Explore the powerful intersection of poetry and activism in this workshop designed for reflecting on and utilizing the art of poetry as a tool for social change. This class delves into how poetry can be a catalyst for dialogue, reflection, and transformation within communities and beyond. Examine historical and contemporary examples of poets who have used their craft to address social issues, raise awareness, and inspire action. Explore various forms and techniques that enhance the impact of poetic activism, including narrative, spoken word, and performance poetry. Learn how poetry has been a driving force in movements for justice, equality, and human rights, and, participate in guided writing exercises designed to inspire and refine your voice as a poet-activist.

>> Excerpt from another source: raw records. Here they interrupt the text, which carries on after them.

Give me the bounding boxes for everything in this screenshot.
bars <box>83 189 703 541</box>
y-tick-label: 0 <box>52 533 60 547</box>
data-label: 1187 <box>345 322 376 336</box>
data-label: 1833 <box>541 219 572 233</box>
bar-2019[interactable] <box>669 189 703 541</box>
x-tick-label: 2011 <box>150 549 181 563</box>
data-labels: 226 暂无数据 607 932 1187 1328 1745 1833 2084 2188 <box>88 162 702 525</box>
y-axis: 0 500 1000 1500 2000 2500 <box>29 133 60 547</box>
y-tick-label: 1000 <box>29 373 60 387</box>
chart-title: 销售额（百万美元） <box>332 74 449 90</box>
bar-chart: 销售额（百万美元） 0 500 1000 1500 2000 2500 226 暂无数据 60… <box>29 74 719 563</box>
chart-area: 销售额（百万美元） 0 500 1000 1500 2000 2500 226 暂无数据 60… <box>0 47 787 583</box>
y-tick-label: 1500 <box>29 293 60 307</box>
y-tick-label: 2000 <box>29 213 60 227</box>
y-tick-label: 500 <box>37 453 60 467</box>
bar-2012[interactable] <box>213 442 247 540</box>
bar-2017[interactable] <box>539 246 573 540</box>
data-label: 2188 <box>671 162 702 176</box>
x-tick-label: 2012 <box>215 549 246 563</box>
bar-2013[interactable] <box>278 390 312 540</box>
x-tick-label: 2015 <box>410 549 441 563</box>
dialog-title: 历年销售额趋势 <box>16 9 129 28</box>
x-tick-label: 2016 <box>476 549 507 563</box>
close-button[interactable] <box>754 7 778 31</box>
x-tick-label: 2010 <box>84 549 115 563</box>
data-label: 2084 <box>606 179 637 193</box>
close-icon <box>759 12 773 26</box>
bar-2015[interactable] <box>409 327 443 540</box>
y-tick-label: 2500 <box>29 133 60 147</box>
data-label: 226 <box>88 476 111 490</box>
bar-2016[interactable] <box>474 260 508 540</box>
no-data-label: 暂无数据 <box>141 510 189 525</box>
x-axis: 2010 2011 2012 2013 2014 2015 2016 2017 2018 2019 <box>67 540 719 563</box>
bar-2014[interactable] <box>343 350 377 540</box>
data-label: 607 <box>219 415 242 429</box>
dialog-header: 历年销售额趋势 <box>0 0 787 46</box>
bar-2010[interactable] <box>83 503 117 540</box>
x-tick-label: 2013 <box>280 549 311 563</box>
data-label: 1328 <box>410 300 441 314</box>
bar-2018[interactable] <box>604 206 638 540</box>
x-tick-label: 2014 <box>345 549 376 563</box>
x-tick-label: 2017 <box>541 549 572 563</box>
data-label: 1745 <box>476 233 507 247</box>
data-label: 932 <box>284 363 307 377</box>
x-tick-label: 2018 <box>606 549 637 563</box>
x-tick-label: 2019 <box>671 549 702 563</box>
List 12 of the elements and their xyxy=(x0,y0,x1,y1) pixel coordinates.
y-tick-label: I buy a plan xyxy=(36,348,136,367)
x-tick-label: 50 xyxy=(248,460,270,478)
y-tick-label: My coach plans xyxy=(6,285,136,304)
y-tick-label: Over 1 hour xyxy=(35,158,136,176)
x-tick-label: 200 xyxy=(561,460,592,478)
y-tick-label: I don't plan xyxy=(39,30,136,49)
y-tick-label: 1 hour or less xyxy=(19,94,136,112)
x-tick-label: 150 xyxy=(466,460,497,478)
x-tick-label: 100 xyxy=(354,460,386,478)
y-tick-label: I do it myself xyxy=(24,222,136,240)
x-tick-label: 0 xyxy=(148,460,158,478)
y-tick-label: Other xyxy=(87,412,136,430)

A senior lecturer in creative writing at Indiana University-Indianapolis, Terry Kirts is the author of To the Refrigerator Gods, published by Seven Kitchens Press in 2010. His poetry and essays have appeared in Alimentum, Another Chicago Magazine, Boog City, Gastronomica, Green Mountains Review, Porridge, and Presence, and the anthologies Food Poems, St. Peter’s B-list, and others. His culinary articles reviews appear widely, and he is the dining critic for Indianapolis Monthly ( He is currently working on a collection of essays and recipes about immigrant food in the Midwest.

Class Description:
Telling Stories Through Food
Whether you want to start your memoir, explore your family culture, or tell a rich narrative in fiction or poetry, food has long been one of the richest vehicles for tapping into literary stories. From poems evoking delicious dishes or memories of cooking with a loved one to stories set in kitchens or restaurants to essays and full-length food memoirs, culinary stories are sure to engage readers’ senses and memories, as well as providing metaphors and analogies for the human experience. Come hungry, as we’ll explore ways to use food in a variety of genres, from literary journalism and restaurant reviews to lyrical essays to poetry that simmers and sizzles off the page.